A data mining project which will predict the success of future movies. This is a student project at the University of Mannheim. HWS17 Master of Science, Business Informatics.
Before new movies are being produced, every stakeholder is interested in the monetary success of the intended movie. In order to predict the success, costly methods are being applied, such as market investigations or analyses. The benefit of Data Mining to the analysis of large datasets can also be transferred to the stated problem of predicting a movie’s success.
The goal of this project is to learn a model which will predict how successful a not yet released movie will be. This is done by using common data mining techniques in the Python programming language using the machine learning models provided by the library scikit-learn. As the main objective the question ”Based on revenue, will the movie be popular or will it be a flop?” shall be answered for all possible combinations of information on a new movie as precisely as possible.

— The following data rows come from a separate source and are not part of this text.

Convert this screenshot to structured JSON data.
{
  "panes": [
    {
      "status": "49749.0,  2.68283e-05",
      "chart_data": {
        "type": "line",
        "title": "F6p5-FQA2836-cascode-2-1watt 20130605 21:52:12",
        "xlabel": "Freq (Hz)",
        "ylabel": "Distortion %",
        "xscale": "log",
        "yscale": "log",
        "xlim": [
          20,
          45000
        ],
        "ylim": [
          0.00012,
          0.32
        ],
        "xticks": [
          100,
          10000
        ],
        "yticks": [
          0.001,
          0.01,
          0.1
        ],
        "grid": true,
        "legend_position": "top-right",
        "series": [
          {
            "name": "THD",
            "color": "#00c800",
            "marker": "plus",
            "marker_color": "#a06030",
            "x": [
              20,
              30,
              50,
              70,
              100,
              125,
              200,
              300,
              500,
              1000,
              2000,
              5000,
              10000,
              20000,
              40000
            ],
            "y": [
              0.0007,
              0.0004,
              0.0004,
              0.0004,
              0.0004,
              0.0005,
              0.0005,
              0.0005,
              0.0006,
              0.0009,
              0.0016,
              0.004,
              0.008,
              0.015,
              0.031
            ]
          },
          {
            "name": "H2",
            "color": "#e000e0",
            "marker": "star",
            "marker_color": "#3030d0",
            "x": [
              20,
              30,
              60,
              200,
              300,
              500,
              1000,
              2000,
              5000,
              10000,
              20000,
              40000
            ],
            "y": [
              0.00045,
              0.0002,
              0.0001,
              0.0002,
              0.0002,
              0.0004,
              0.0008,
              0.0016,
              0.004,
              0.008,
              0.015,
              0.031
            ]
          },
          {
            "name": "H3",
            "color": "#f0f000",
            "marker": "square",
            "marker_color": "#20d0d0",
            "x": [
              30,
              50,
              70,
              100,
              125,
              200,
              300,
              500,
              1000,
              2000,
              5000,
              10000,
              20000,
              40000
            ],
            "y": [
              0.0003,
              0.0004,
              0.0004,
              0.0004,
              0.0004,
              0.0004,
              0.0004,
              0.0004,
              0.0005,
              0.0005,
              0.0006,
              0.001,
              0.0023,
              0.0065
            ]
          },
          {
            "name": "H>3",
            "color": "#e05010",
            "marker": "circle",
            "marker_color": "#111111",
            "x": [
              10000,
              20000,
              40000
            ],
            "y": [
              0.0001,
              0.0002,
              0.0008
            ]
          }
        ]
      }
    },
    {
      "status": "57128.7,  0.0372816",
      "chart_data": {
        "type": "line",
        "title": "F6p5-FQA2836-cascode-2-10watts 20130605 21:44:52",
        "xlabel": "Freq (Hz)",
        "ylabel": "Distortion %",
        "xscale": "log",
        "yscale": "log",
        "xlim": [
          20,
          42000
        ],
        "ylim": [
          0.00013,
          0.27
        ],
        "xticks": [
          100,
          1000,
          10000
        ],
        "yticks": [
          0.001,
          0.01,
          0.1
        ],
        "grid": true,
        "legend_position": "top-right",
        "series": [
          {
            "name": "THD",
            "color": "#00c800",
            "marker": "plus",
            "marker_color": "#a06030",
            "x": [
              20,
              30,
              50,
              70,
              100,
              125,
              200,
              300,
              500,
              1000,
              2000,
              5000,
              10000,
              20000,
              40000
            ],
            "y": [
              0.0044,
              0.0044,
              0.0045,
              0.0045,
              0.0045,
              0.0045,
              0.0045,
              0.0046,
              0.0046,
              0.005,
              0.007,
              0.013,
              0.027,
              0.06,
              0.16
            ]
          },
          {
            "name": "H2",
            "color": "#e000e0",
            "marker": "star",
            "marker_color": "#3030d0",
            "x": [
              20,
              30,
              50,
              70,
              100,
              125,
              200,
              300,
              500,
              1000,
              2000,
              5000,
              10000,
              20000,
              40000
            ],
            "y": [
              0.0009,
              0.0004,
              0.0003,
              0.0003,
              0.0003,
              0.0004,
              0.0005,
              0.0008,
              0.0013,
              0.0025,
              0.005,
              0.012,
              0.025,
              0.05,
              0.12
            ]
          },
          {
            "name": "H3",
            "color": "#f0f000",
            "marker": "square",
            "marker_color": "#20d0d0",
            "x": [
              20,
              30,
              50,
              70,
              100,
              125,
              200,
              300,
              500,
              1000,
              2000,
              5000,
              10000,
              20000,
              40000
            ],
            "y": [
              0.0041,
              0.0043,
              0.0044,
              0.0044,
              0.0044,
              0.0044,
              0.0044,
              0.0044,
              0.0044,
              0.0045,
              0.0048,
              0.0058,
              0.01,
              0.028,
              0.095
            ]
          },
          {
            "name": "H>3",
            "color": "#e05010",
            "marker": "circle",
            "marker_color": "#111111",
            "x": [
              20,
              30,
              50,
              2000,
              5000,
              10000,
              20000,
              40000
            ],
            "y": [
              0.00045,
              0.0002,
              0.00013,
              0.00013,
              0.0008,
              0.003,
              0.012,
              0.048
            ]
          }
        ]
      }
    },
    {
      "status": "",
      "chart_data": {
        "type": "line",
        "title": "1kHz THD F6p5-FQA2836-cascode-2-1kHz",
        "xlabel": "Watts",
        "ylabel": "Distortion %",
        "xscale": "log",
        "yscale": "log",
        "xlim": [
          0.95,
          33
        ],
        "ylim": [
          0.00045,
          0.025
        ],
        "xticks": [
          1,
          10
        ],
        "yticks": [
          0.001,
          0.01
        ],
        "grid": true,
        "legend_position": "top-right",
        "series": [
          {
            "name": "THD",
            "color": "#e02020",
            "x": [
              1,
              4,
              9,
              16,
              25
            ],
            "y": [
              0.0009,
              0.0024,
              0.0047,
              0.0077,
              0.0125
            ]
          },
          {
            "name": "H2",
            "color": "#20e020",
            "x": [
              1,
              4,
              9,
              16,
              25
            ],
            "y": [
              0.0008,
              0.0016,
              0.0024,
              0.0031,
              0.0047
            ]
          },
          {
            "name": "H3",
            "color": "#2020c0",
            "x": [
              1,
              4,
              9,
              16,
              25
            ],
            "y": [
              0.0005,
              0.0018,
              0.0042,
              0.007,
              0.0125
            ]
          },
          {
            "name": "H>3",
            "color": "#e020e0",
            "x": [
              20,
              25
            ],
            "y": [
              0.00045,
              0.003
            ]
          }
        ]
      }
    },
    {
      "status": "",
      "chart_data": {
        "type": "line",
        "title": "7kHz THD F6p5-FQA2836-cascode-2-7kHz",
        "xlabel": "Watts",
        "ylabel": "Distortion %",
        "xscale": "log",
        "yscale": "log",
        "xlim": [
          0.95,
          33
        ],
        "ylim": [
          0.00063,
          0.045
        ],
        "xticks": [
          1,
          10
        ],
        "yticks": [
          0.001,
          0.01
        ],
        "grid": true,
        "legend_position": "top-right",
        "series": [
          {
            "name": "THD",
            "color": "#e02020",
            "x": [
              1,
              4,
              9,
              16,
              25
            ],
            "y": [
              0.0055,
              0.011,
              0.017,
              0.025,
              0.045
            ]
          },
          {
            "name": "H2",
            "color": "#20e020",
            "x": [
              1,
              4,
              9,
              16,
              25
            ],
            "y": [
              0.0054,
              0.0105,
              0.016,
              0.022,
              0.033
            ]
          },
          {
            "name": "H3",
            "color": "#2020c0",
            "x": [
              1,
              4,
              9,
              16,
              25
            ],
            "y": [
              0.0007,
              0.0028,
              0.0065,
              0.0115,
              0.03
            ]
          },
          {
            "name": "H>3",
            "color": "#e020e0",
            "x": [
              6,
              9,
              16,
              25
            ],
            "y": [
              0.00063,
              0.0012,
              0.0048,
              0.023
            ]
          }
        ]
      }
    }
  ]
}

The selected dataset onto which a classification model shall be learned is provided by Kaggle. It is named The Movies Dataset and contains metadata of approximately 45,000 movies in its raw format. It is provided and updated by Rounak Banik. The complete dataset consists of several files in csv-format containing data about movie casts, metadata and external scores. The main file used during preprocessing is named movies-metadata.csv. Note: not all datasets are provided in this repository due to large file sizes. Additionally, the .zip folder in the directory data/raw/ must be extracted to ensure the functionality of the preprocessing scripts.
In order to generate a new Dataset for later usage the script preprocess-data.py must be executed.
Afterwards you get new csv file in data/processed/ named train-set.csv. This file can be used for further data mining and classification.
In order to be more flexible with selected features and parameters a classifier template was introduced. With the help of this it is possible to search for the features which will result in the best performance. Hyper parameter tuning is done via GridSearch from the scikit-learn Framework. Scripts can be found under src/model.